I have a different idea. In the end we may both be right. But my perspective:

I have one of those old "piano roll" recordings of Rachmaninov playing his own music. For very obvious reasons this is just a matter of the right hammer hitting strings at the right velocity, something telling the pedal go go down at point X and come back up at point Y.

Obviously we don't here Rachmaninov's total sound, but I find some of the tracks stunning. There is still something unique, and I just like the playing better than that of anyone else's, for those tracks.

I don't know how they calibrated the piano that the roll was re-played on. Someone just must have done a fantastic job.

But if you think of playing a solid C major chord, complete with the octave (C E G C), attempting to play it loud but not in an ugly way, you can see how impossible it is to predict the exact velocity by doing it on a really good keyboards, recording it over and over and then "reading" out the velocities in a program.

If you do it 100 time the read-out will never be exactly the same, but you will see a tendency, and the result might surprise you. It certainly surprised me.

The same thing happens if you play a rapid scale or passage, there is way more variation in the results for each key pressed than you might thing, and if you level this all off (using some kind of "correction", the result will be so machine-link and so colorless that all humanity disappears.

You can hear the same kind of weirdness happen with acoustic recordings by taking something that sounds absolutely amazing at full speed, then cutting the speed in half.

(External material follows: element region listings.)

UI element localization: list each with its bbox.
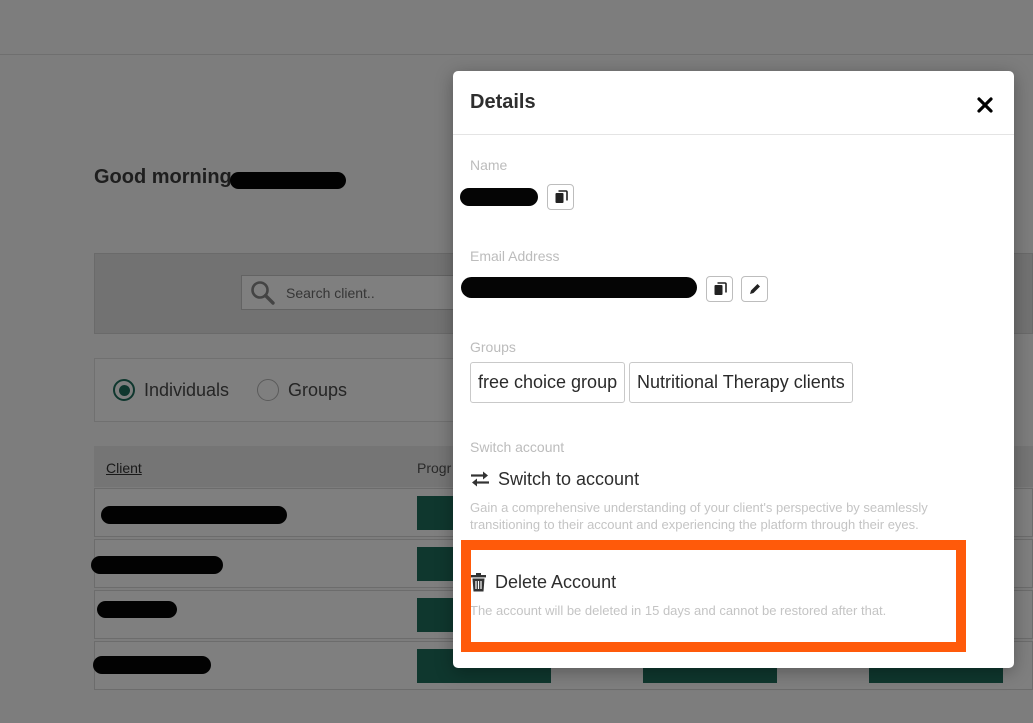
pencil-icon [749, 284, 760, 294]
edit-email-button[interactable] [741, 276, 768, 302]
close-icon [977, 97, 993, 113]
switch-to-account-label: Switch to account [498, 468, 640, 489]
switch-to-account-button[interactable]: Switch to account [470, 467, 639, 491]
group-tag[interactable]: free choice group [470, 362, 626, 403]
name-value-redacted [460, 188, 538, 206]
switch-description-line1: Gain a comprehensive understanding of yo… [470, 500, 928, 515]
groups-label: Groups [470, 339, 516, 355]
switch-description-line2: transitioning to their account and exper… [470, 517, 919, 532]
copy-icon [714, 282, 727, 295]
switch-section-label: Switch account [470, 439, 565, 455]
copy-name-button[interactable] [547, 184, 574, 210]
group-tag[interactable]: Nutritional Therapy clients [629, 362, 853, 403]
copy-icon [555, 190, 568, 203]
copy-email-button[interactable] [706, 276, 733, 302]
email-value-redacted [461, 277, 697, 298]
email-label: Email Address [470, 248, 560, 264]
modal-title: Details [470, 91, 536, 113]
switch-arrows-icon [471, 471, 489, 487]
highlight-annotation [461, 540, 966, 652]
modal-header: Details [453, 71, 1014, 135]
name-label: Name [470, 157, 508, 173]
close-button[interactable] [970, 90, 1000, 120]
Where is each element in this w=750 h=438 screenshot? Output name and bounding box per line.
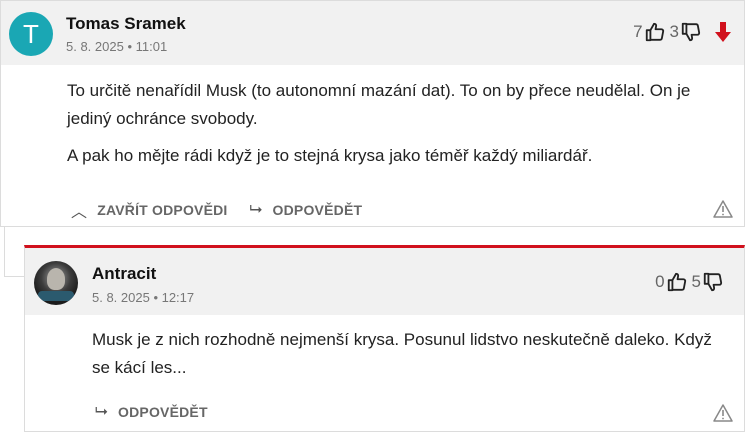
close-replies-button[interactable]: ︿ ZAVŘÍT ODPOVĚDI	[71, 198, 228, 222]
reply-label: ODPOVĚDĚT	[118, 404, 208, 420]
comment-actions: ︿ ZAVŘÍT ODPOVĚDI ⮡ ODPOVĚDĚT	[71, 198, 384, 222]
comment-actions: ⮡ ODPOVĚDĚT	[95, 403, 230, 421]
avatar-base	[38, 291, 74, 301]
comment: T Tomas Sramek 5. 8. 2025 • 11:01 7 3 To…	[0, 0, 745, 227]
avatar-figure	[47, 268, 65, 290]
thread-line	[4, 227, 5, 277]
report-warning-icon[interactable]	[713, 404, 733, 422]
avatar[interactable]: T	[9, 12, 53, 56]
chevron-up-icon: ︿	[71, 204, 88, 221]
comment-body: Musk je z nich rozhodně nejmenší krysa. …	[92, 326, 732, 382]
close-replies-label: ZAVŘÍT ODPOVĚDI	[97, 202, 228, 218]
comment-date: 5. 8. 2025 • 11:01	[66, 39, 168, 54]
reply-arrow-icon: ⮡	[249, 201, 263, 218]
dislike-count: 3	[669, 22, 679, 41]
thread-connector	[4, 276, 24, 277]
dislike-count: 5	[691, 272, 701, 291]
like-count: 7	[633, 22, 643, 41]
like-count: 0	[655, 272, 665, 291]
comment-header: Antracit 5. 8. 2025 • 12:17 0 5	[25, 248, 744, 315]
vote-panel: 0 5	[655, 271, 728, 293]
thumbs-down-icon[interactable]	[702, 271, 724, 293]
report-warning-icon[interactable]	[713, 200, 733, 218]
reply-comment: Antracit 5. 8. 2025 • 12:17 0 5 Musk je …	[24, 245, 745, 432]
avatar[interactable]	[34, 261, 78, 305]
comment-body: To určitě nenařídil Musk (to autonomní m…	[67, 77, 735, 179]
reply-label: ODPOVĚDĚT	[272, 202, 363, 218]
vote-panel: 7 3	[633, 21, 736, 43]
comment-paragraph: To určitě nenařídil Musk (to autonomní m…	[67, 81, 691, 128]
thumbs-up-icon[interactable]	[644, 21, 666, 43]
thumbs-up-icon[interactable]	[666, 271, 688, 293]
comment-paragraph: Musk je z nich rozhodně nejmenší krysa. …	[92, 330, 712, 377]
thumbs-down-icon[interactable]	[680, 21, 702, 43]
comment-header: T Tomas Sramek 5. 8. 2025 • 11:01 7 3	[1, 1, 744, 65]
comment-date: 5. 8. 2025 • 12:17	[92, 290, 195, 305]
arrow-down-icon	[712, 21, 732, 43]
comment-author[interactable]: Tomas Sramek	[66, 14, 186, 34]
comment-paragraph: A pak ho mějte rádi když je to stejná kr…	[67, 146, 593, 165]
reply-button[interactable]: ⮡ ODPOVĚDĚT	[250, 201, 363, 219]
comment-author[interactable]: Antracit	[92, 264, 156, 284]
reply-arrow-icon: ⮡	[95, 403, 109, 420]
reply-button[interactable]: ⮡ ODPOVĚDĚT	[95, 403, 208, 421]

I started doing that years ago with an open reel tape recorder, and strangely I did it with Horowitz. His playing was so far from even it was astounding, but it didn't SOUND that way at full speed.

So there are all these micro-differences between players, and they add up.

Using Horowitz again, it is pretty much common knowledge that his pianos were "juiced", very edgy, very loud, and that's why some people always hated his sound. But I also know from hearing him loud that he played amazingly quietly (that was a HUGE surprise).

So for him it is kind of like a great tennis player using a very live racket that gives more power, but no one can control.

That's what Jimmy Conners did years ago, when he was the only one who could control the Wilson T2000 steel racket. I tried one and couldn't keep the ball in the court. That's pretty much what other pros said, which is why they didn't use it.

But Connors won for years with that racket.

That's my theory. Same equipment (pianos), but different people can simply do different things with them, and that's enough to explain the difference, even the harshness and the opposite.